All kangaroos produce a single young per litter except for the musky rat-kangaroo, which usually produces two young. Depending on environmental conditions and food resources, one litter is typically born each year. Some kangaroo species living in dry regions have evolved the ability to breed whenever food and water resources are favorable. This may result in normal reproduction or no litters for several years if conditions are poor. The unpredictable nature of resources has led to the evolution of another specialized reproductive feature in some kangaroos. As soon as the tiny offspring emerges from the womb, the female is able to mate again. While the newborn suckles a nipple in the mother’s pouch, a fertilized egg begins developing in her womb. The development of the fertilized egg stops abruptly when the egg becomes a simple, hollow ball of about 100 cells, called a blastocyst.
  


The blastocyst remains in a state of suspended development in the female's womb while the offspring in the pouch continues to grow. After the pouch offspring is more mature and is able to leave the mother’s pouch (up to six or seven months later), the blastocyst resumes development and soon emerges from the womb and moves into the now empty pouch. This reproductive feature, called embryonic diapause, enables kangaroos to care for up to three litters simultaneously during desirable conditions: an older, weaned offspring still under the mother's care, another maturing in the pouch, and a third in suspended development in the uterus. Should adverse conditions cause the weaned young to die, other offspring are still available for rearing. The life span of the larger kangaroos ranges from 12 to 18 years in the wild, but this is greatly influenced by climate and food supply. In captivity, large kangaroos are known to live as long as 28 years. Smaller species have a somewhat shorter life span.

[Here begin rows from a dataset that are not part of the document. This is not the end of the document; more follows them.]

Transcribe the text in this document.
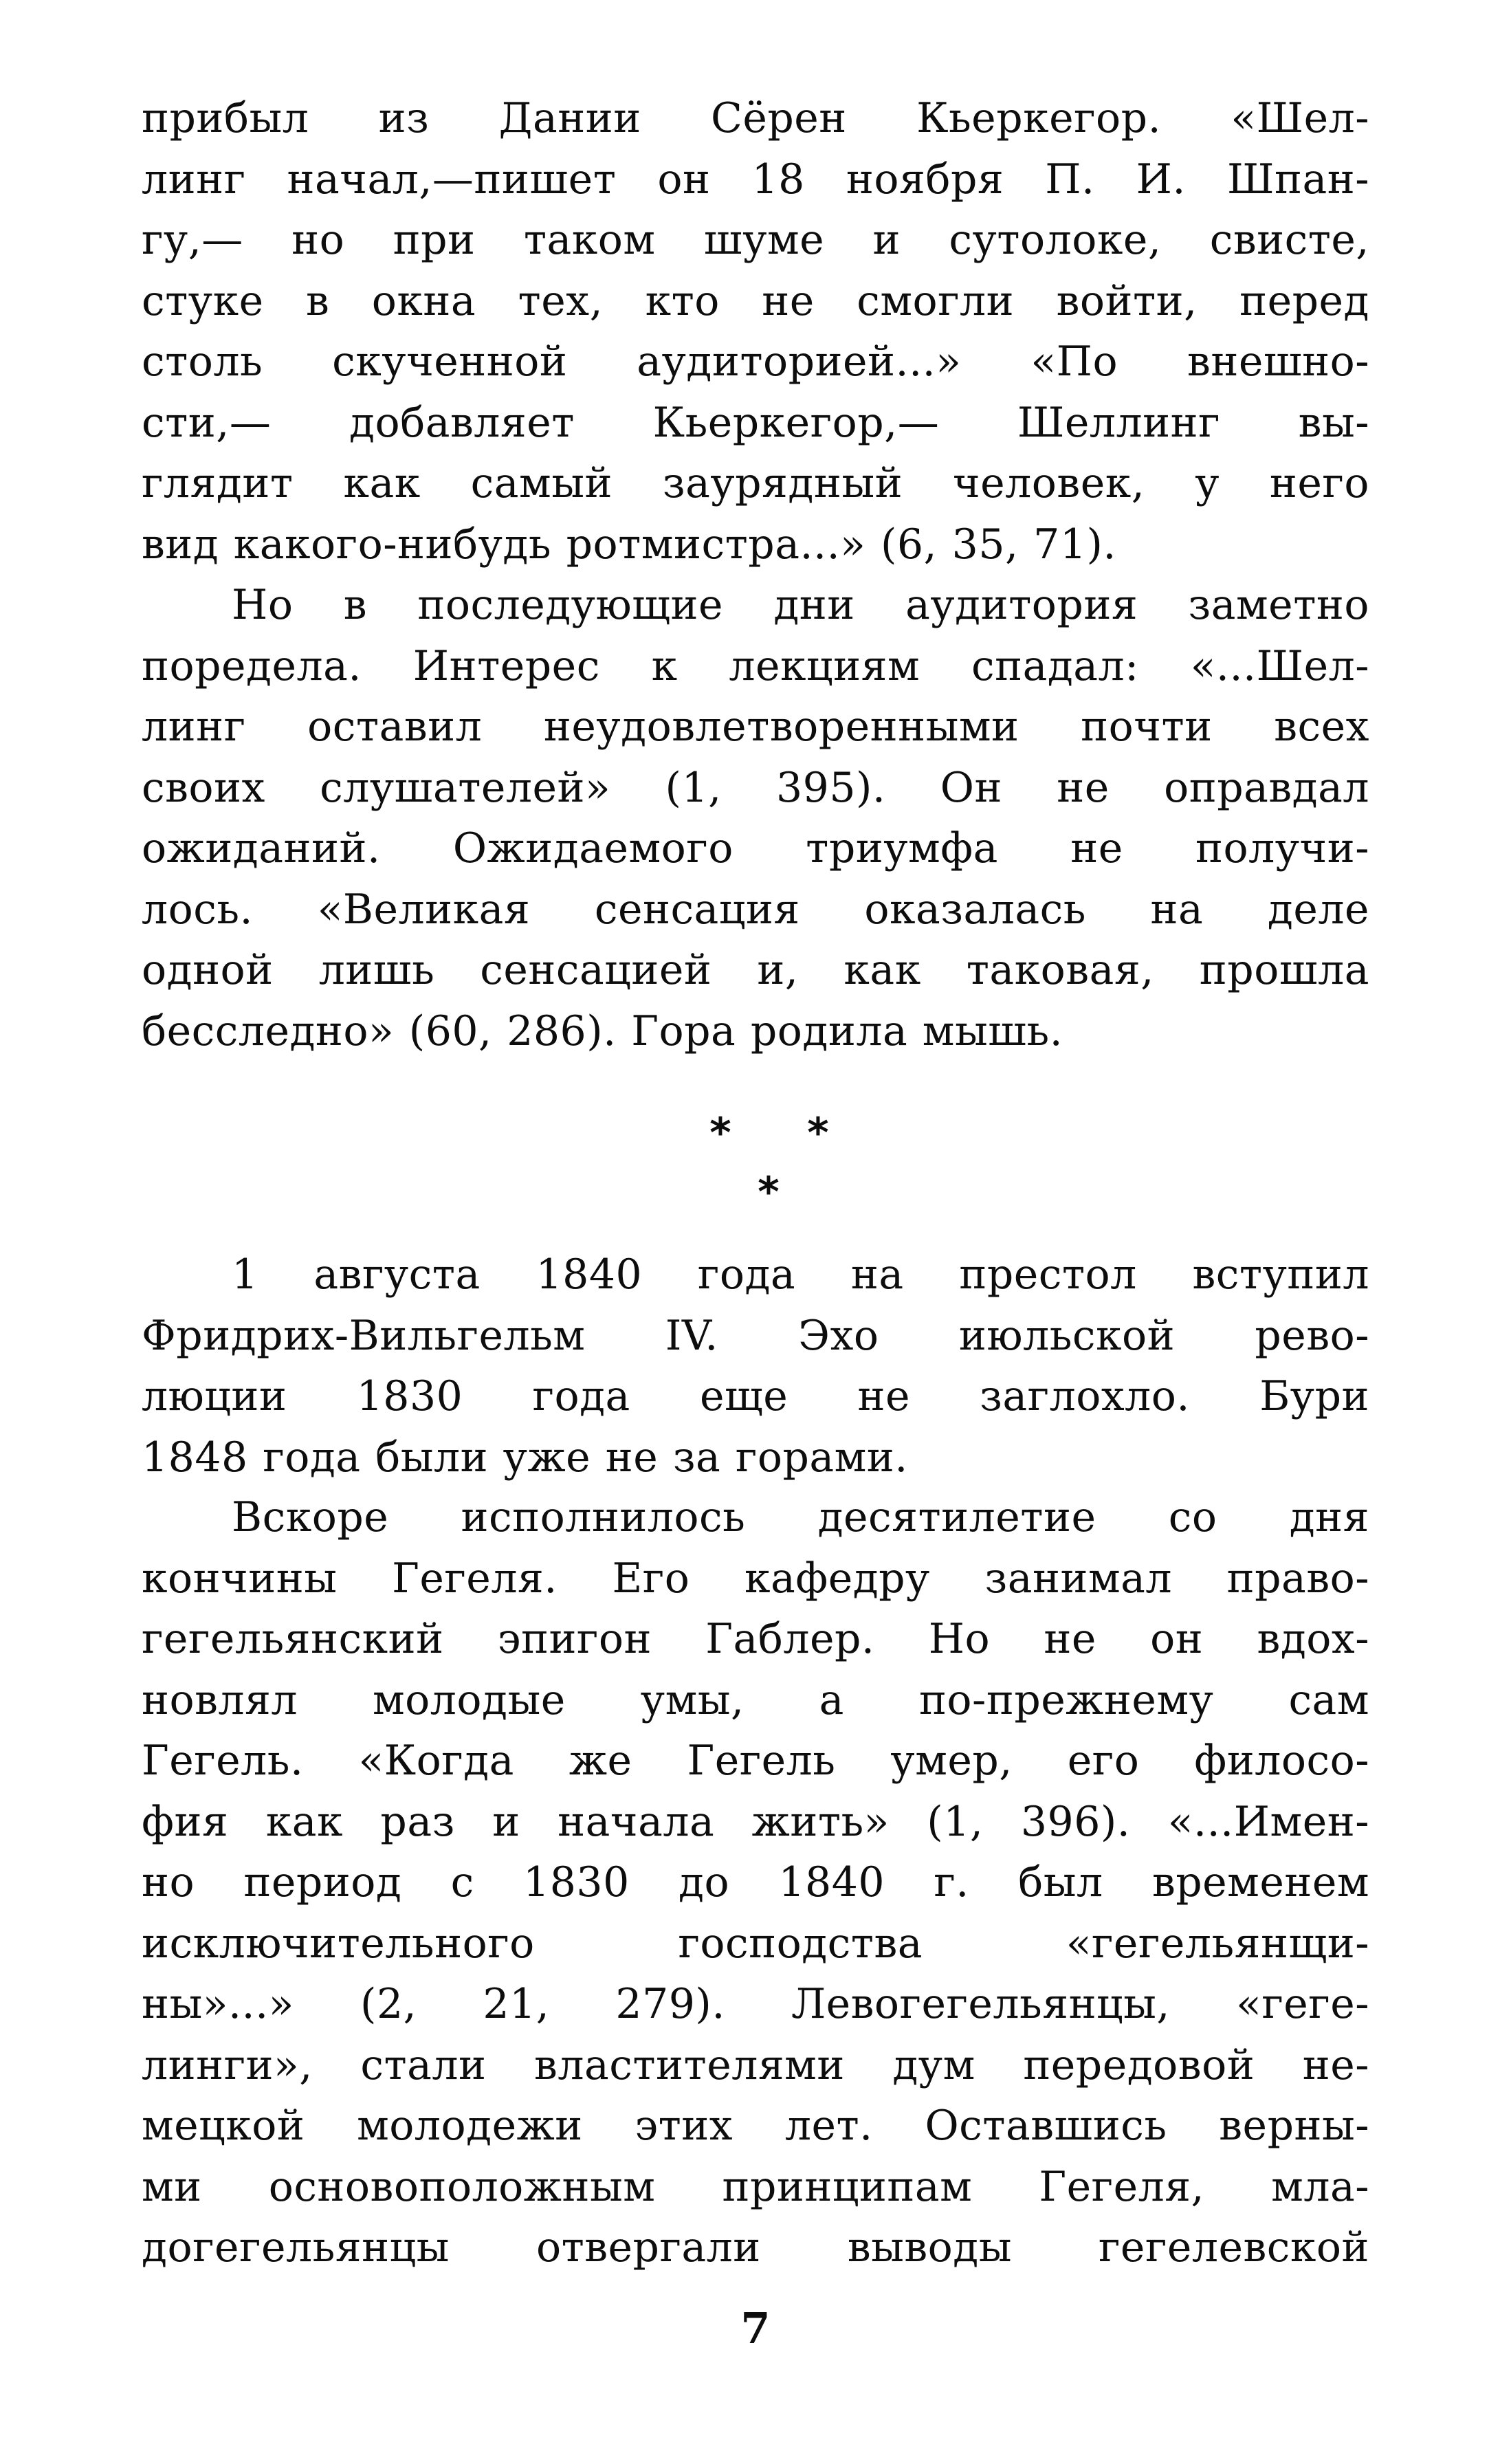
прибыл из Дании Сёрен Кьеркегор. «Шел-
линг начал,—пишет он 18 ноября П. И. Шпан-
гу,— но при таком шуме и сутолоке, свисте,
стуке в окна тех, кто не смогли войти, перед
столь скученной аудиторией...» «По внешно-
сти,— добавляет Кьеркегор,— Шеллинг вы-
глядит как самый заурядный человек, у него
вид какого-нибудь ротмистра...» (6, 35, 71).
Но в последующие дни аудитория заметно
поредела. Интерес к лекциям спадал: «...Шел-
линг оставил неудовлетворенными почти всех
своих слушателей» (1, 395). Он не оправдал
ожиданий. Ожидаемого триумфа не получи-
лось. «Великая сенсация оказалась на деле
одной лишь сенсацией и, как таковая, прошла
бесследно» (60, 286). Гора родила мышь.
* *
*
1 августа 1840 года на престол вступил
Фридрих-Вильгельм IV. Эхо июльской рево-
люции 1830 года еще не заглохло. Бури
1848 года были уже не за горами.
Вскоре исполнилось десятилетие со дня
кончины Гегеля. Его кафедру занимал право-
гегельянский эпигон Габлер. Но не он вдох-
новлял молодые умы, а по-прежнему сам
Гегель. «Когда же Гегель умер, его филосо-
фия как раз и начала жить» (1, 396). «...Имен-
но период с 1830 до 1840 г. был временем
исключительного господства «гегельянщи-
ны»...» (2, 21, 279). Левогегельянцы, «геге-
линги», стали властителями дум передовой не-
мецкой молодежи этих лет. Оставшись верны-
ми основоположным принципам Гегеля, мла-
догегельянцы отвергали выводы гегелевской
7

Aboriginal hunters once relied on kangaroos for their meat and hides but caused minimal impact on kangaroo populations. As Europeans settled the Australian continent, overhunting coupled with the introduction of livestock that ate the grasslands providing cover for some smaller species caused some kangaroo populations to decline. Today some smaller, more specialized kangaroos are threatened by habitat destruction, which reduces the areas where kangaroo species can survive. Predatory mammals introduced to Australia, such as the fox, domestic dog, and domestic cat, prey on small kangaroos. And other introduced mammals, especially rabbits and livestock, compete with kangaroos for food resources. The larger kangaroos are commonly hunted and poisoned by ranchers, who consider them pests that overgraze land. Despite these pressures, the larger kangaroo species are still thriving. About ten are considered endangered, including several rat-kangaroos, two hare wallabies, and two nailtail wallabies.  Scientific classification: Kangaroos make up the two kangaroo families, Macropodidae and Potoroidae, in the order Marsupialia. The red kangaroo is classified as Macropus rufus; the two species of gray kangaroo are classified as Macropus giganteus and Macropus fuliginosus; the ring-tailed rock wallaby as Petrogale xanthopus, the bettong as Bettongia penicillata, and the musky rat-kangaroo as Hypsiprymnodon moschatus.